The USGA Rules Department never closes. Last year we took more than 21,000 phone calls, e-mails and letters with questions about the rules. If an important question is submitted over the weekend, the security guard will phone one of us at home and we'll gladly drop what we're doing and provide a ruling. One Saturday I was painting the trim on my house. My daughter Margie comes out and tells me there's a man on the phone with a rules question. I told her to tell the man I'm high on a ladder, and I'll phone him back when I come down. A few minutes later, Margie comes back to tell me she's taken the guy's name, number and a message: "When you return my call, don't phone collect." I'm a people person, but that did not sit well with me.

"A penalty of disqualification may in exceptional individual cases be waived, modified or imposed if the Committee considers such action warranted." I'm quoting Rule 33-7, which I've used only once in my career. Larry Ziegler has always disliked the USGA intensely and wasn't shy about expressing his feelings. On Saturday at the 1998 U.S. Senior Open, he hockeyed his ball around the 18th hole, saying, "The USGA likes to see big numbers so much, I think I'll give them one." I called Trey Holland, chairman of the championship committee, and said, "If we let Larry Ziegler play tomorrow, he's gonna do something worse.

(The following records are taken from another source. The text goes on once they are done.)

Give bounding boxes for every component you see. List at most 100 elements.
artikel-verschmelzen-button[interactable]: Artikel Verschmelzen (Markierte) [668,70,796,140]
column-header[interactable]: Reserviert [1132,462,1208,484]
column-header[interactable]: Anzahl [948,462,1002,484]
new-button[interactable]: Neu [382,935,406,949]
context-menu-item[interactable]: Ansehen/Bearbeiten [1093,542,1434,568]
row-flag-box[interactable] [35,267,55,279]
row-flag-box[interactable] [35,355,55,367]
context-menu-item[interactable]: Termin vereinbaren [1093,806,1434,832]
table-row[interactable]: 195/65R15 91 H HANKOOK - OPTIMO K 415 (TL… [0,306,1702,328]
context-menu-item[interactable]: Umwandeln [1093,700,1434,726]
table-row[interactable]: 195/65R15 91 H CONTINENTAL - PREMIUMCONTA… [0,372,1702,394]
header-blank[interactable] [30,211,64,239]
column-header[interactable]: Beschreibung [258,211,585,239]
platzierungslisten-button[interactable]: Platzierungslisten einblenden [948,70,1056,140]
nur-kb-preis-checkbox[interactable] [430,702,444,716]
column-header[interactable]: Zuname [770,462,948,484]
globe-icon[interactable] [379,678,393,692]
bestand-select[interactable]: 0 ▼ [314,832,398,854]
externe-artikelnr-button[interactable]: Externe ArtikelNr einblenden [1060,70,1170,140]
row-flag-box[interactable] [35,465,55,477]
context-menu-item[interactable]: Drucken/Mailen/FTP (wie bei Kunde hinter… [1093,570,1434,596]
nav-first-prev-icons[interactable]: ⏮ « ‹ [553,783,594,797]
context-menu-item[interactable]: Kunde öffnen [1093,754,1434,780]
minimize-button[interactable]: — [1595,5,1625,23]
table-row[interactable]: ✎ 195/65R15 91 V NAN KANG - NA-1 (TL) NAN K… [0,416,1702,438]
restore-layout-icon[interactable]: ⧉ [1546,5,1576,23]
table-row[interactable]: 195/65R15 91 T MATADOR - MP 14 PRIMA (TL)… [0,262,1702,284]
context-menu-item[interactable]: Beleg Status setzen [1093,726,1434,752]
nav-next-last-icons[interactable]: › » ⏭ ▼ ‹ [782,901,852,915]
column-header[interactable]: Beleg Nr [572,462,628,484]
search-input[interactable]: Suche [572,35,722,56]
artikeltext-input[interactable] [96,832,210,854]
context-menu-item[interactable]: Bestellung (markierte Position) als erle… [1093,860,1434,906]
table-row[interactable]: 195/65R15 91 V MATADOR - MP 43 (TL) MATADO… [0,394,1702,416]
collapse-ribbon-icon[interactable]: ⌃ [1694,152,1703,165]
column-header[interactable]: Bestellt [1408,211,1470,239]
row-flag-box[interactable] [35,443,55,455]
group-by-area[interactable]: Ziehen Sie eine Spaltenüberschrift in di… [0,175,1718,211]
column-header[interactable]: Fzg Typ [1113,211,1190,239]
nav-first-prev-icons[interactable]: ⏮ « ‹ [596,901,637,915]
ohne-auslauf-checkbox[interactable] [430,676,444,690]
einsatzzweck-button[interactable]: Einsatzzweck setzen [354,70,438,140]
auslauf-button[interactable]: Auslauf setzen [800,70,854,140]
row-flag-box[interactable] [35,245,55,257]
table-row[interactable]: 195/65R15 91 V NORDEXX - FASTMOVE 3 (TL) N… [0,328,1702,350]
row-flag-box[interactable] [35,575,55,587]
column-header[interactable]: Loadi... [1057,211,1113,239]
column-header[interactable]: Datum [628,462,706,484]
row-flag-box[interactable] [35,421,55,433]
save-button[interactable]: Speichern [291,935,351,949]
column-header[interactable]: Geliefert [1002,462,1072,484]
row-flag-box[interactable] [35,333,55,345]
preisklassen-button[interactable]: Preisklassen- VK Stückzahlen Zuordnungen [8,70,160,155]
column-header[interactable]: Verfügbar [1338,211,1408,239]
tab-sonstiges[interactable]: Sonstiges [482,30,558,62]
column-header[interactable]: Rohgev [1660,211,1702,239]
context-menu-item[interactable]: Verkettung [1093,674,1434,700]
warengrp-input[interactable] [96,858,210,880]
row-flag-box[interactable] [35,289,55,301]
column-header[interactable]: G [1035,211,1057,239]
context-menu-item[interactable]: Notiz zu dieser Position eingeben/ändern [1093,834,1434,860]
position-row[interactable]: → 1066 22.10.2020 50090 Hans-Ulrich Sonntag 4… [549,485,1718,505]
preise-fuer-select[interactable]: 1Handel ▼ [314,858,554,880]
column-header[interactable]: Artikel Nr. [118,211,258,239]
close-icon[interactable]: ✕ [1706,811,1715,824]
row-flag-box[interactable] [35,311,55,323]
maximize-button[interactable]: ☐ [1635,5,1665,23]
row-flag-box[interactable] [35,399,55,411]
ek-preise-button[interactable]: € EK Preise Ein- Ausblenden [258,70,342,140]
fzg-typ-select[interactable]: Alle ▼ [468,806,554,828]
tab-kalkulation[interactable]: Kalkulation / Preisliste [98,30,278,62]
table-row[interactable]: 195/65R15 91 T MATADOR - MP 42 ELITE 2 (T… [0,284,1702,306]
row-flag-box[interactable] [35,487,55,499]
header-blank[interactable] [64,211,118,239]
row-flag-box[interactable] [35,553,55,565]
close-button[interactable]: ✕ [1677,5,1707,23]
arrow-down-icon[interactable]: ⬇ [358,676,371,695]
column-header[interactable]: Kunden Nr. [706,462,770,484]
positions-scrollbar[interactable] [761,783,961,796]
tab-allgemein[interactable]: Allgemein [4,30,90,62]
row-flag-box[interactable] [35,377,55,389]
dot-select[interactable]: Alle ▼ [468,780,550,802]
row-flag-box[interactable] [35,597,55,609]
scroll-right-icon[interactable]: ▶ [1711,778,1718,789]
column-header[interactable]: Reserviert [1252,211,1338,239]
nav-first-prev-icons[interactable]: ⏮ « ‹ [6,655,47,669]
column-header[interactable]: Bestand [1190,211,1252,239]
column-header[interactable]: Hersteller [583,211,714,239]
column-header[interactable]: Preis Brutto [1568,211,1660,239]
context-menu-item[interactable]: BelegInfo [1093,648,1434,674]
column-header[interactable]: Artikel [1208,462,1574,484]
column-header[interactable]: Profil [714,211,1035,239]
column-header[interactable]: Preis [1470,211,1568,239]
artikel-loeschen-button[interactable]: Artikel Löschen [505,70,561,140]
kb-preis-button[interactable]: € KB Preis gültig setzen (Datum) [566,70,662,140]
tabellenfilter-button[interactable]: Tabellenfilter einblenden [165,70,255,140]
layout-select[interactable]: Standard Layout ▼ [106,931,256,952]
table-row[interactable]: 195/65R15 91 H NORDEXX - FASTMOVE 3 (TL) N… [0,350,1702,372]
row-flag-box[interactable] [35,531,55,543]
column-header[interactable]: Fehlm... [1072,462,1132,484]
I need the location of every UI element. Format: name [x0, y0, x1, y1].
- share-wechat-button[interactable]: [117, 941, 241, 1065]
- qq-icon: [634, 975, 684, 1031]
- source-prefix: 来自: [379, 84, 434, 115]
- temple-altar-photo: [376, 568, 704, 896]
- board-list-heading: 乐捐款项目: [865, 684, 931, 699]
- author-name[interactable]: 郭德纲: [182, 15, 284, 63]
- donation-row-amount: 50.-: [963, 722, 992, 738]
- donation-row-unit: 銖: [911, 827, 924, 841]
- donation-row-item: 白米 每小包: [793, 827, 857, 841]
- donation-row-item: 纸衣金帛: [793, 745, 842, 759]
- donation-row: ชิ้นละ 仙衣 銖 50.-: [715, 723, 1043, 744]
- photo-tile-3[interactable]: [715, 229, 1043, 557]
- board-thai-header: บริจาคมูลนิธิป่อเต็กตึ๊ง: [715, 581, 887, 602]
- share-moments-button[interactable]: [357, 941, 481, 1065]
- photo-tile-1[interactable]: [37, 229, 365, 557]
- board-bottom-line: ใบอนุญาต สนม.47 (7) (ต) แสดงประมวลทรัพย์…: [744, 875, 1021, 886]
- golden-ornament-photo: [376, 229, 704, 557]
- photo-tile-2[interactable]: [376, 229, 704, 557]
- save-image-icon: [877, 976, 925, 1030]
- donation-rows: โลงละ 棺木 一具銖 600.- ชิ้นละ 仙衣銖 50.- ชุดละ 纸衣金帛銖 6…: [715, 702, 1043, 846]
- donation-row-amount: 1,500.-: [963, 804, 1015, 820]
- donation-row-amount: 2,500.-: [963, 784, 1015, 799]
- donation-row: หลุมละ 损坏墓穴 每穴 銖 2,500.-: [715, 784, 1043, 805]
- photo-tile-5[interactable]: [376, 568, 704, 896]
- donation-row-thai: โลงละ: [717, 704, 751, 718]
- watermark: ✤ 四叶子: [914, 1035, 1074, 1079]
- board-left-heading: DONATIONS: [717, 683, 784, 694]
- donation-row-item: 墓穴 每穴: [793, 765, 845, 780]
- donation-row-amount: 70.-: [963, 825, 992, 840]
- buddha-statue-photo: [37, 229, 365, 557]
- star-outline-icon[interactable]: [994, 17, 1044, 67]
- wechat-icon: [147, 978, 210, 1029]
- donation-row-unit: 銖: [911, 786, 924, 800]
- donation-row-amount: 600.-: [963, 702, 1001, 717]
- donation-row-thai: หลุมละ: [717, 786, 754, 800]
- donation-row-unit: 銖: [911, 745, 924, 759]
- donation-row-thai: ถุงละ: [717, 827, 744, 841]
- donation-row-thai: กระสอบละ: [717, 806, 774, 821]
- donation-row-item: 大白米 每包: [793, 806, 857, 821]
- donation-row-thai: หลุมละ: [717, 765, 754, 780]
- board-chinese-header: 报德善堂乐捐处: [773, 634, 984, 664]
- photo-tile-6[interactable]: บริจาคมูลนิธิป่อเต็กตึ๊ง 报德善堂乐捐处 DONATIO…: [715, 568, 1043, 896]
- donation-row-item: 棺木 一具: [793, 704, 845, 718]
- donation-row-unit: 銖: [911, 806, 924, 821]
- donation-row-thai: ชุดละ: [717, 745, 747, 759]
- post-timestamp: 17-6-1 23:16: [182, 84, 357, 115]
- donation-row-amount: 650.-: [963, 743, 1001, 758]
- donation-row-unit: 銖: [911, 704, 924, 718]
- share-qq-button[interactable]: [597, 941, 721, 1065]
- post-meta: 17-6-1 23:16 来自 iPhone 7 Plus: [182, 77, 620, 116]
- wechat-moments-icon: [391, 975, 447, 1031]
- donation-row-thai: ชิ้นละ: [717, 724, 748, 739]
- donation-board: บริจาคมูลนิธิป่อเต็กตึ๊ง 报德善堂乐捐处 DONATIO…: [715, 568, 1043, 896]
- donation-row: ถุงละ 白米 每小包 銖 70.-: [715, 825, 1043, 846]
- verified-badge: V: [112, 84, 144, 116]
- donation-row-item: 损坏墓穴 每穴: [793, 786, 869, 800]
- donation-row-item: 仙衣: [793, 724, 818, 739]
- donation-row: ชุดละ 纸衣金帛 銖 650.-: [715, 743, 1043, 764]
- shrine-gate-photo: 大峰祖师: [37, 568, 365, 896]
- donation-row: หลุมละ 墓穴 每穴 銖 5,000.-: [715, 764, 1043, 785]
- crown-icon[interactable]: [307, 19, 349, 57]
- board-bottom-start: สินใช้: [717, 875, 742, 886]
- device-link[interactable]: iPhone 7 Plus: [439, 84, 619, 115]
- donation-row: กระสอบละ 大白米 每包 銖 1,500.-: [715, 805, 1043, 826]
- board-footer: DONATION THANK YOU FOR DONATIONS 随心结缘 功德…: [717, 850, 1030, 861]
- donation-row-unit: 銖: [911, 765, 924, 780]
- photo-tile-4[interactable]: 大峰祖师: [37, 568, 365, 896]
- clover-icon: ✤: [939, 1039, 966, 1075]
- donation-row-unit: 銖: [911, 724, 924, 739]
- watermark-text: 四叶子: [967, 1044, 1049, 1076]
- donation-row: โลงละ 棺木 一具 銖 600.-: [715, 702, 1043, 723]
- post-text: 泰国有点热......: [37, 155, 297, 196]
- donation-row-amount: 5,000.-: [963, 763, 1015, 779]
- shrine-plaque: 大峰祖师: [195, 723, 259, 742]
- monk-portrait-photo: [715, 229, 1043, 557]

We should impose a DQ penalty." Trey said, "I agree. Go tell him." And I did disqualify Ziegler, and I still feel that it was the right thing to do.

Rules enthusiasts, new ones especially, like to pose "what if" questions. A fellow in Toledo asked, "Upon completing play of a hole, a jokester took the flagstick and planted it not in the hole but in a soft spot on the other side of the green. A player in the group behind hit his ball one foot from the flagstick. Is he entitled to place his ball one foot from the actual hole?" After considering the question carefully, I replied, "The Rules Department is very busy. When this situation actually happens, let me know and I'll be happy to respond."

There is an ongoing complaint that the Rules of Golf are complicated. Have you seen the rules for baseball? Or football? They make our rules look like kindergarten stuff — and their playing fields are a lot smaller than ours.

Of course, we do have the Decisions on the Rules of Golf, which is roughly 500 pages long. It's interesting reading, something you can read a little bit at a time. It's the all-time best book to keep in the bathroom.

You don't know pressure until you've officiated a high school basketball game in Indiana. I worked games where I had to run for my life when the game was over. I've given rulings in golf that upset people, but I didn't need a police escort when the tournament was over.

After you've given the ruling, leave the scene immediately. I mean right now, especially if the ruling has not gone the way the player had hoped. If you stick around, you invite a debate, and this is no time to conduct a debate class. Just leave.

The big USGA championships are played in the dead of summer, and the heat in some places has been unbelievable. The hottest day ever was at the 1975 U.S. Amateur at the Country Club of Virginia. It had to be near 100, and the humidity was so high it was hard to breathe. Fred Ridley beat Keith Fergus in the final, and it was a survival test more than anything. The 1977 U.S. Open at Southern Hills in Tulsa was awful; I spent the week inside the scoring tent with the flaps down. On the final day I drank maybe two gallons of water and didn't go to the bathroom once. That's hot.

You ask how I play in casual games with friends. Well, I play strictly by the rules. My friends can do whatever they want.